Anyway, we’ll see if this report holds up. You never know when stories cite “sources.”

Catching Up

— The big news over the weekend was the lacrosse team’s 5-4 win over Maryland on Friday night. The Mids took a 5-0 lead into halftime and held on at the end. TBO2F sums things up and gives you all the links to game reports here. Between Maryland, Georgetown, and Hopkins, Navy probably needed to win at least one of those three to have a shot at being seeded in the NCAA tournament, assuming they beat Army and win the Patriot League tournament. Of course, that’s no guarantee the way Army and Bucknell have been playing. Navy travels to West Point to take on Army on Saturday at noon.

One more thing on the Maryland game– TBO2F points out that Navy turned the ball over on 14 of its 16 second half posessions. Not good, and not going to cut it if we want to purge the last of the wretched losing streaks that hang over our athletic department.

— Speaking of West Point, the tremendous amount of “good PR” generated by their Alternative Service* Option keeps pouring in. Here we have Thomas Hauser, Muhammad Ali biographer and Pulitzer Prize nominee, taking a break from boxing to write about the new super-awesome West Point policy. Most of his points are things you’ve already read here, but it’s worth a look.

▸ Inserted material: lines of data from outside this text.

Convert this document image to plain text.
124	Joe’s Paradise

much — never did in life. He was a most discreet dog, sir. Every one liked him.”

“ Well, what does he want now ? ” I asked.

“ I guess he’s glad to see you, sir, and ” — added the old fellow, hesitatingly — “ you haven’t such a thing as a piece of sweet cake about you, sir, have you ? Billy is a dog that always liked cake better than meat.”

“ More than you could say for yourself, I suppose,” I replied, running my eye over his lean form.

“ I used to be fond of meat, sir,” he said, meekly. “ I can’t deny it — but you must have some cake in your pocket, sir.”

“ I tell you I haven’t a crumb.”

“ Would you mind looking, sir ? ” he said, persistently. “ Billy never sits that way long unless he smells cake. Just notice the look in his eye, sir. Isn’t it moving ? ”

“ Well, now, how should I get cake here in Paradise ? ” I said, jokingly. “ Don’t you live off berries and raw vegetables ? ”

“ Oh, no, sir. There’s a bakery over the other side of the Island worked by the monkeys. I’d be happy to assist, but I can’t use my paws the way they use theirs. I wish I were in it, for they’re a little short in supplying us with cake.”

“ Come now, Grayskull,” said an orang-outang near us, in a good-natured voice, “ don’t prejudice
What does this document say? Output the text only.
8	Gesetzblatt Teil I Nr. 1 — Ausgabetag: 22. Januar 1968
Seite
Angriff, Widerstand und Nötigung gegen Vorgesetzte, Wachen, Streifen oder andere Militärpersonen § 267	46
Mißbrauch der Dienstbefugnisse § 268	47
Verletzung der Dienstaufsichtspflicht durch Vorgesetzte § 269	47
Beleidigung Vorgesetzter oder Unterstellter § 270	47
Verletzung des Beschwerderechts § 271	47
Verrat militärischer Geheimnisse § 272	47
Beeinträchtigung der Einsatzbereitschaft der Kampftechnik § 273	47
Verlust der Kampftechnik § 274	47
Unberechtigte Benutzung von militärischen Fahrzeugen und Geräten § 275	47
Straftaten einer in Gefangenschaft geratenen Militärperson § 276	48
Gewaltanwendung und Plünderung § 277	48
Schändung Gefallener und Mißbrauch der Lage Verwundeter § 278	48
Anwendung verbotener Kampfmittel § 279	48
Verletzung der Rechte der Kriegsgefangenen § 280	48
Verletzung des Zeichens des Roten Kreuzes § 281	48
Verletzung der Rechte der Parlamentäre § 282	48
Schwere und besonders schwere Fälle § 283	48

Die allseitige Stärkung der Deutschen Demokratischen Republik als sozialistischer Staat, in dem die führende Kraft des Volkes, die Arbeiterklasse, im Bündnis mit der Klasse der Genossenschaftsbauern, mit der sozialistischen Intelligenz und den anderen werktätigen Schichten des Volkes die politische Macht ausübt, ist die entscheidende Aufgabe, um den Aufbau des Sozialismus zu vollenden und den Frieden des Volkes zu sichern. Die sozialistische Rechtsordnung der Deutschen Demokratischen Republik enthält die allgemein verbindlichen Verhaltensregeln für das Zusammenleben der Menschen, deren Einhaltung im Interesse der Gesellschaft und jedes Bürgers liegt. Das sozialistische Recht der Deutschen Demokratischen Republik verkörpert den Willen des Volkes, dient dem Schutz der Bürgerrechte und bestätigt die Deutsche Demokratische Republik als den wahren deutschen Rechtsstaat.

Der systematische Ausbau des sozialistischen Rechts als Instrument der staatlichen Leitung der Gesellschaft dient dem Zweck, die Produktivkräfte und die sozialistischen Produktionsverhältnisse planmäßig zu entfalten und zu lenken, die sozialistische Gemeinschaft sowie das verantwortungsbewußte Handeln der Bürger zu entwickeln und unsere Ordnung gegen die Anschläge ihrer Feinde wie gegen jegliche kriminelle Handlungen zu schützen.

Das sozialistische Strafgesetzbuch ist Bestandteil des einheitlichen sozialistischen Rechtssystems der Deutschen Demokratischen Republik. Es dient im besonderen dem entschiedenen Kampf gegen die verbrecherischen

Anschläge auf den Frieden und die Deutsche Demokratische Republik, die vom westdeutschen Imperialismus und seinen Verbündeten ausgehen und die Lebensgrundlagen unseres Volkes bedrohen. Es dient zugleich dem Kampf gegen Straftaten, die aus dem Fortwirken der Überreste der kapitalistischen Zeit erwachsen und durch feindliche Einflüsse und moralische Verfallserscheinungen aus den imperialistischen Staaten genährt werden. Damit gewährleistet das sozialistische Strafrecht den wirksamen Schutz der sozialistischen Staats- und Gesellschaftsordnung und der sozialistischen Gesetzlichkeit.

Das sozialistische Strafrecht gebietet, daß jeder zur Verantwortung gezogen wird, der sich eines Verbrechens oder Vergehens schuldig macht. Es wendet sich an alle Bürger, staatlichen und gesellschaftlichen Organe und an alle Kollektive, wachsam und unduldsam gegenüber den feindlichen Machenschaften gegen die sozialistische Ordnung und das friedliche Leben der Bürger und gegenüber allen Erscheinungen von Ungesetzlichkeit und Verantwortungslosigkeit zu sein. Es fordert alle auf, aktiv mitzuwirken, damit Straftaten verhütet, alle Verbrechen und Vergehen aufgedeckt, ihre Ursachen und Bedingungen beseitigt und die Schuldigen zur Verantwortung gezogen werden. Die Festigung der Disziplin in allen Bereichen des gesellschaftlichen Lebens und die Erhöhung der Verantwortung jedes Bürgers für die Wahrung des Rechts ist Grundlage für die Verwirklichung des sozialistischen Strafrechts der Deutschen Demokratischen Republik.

— The other big news from this weekend was the first football scrimmage of the spring. The official report is here. Adam gave a good recap down in the comments of the last post, too. Bill Wagner gave his impressions here. So far the stars on the offensive side look like Bryant, Shinego, and Byrd, with Maurice Cumberland standing out on defense.

— All of next year’s home games (except Notre Dame) will start at 3:30 (ET).

One Baltimore blogger wonders if the new DC Bowl will keep the proposed Baltimore game from happening.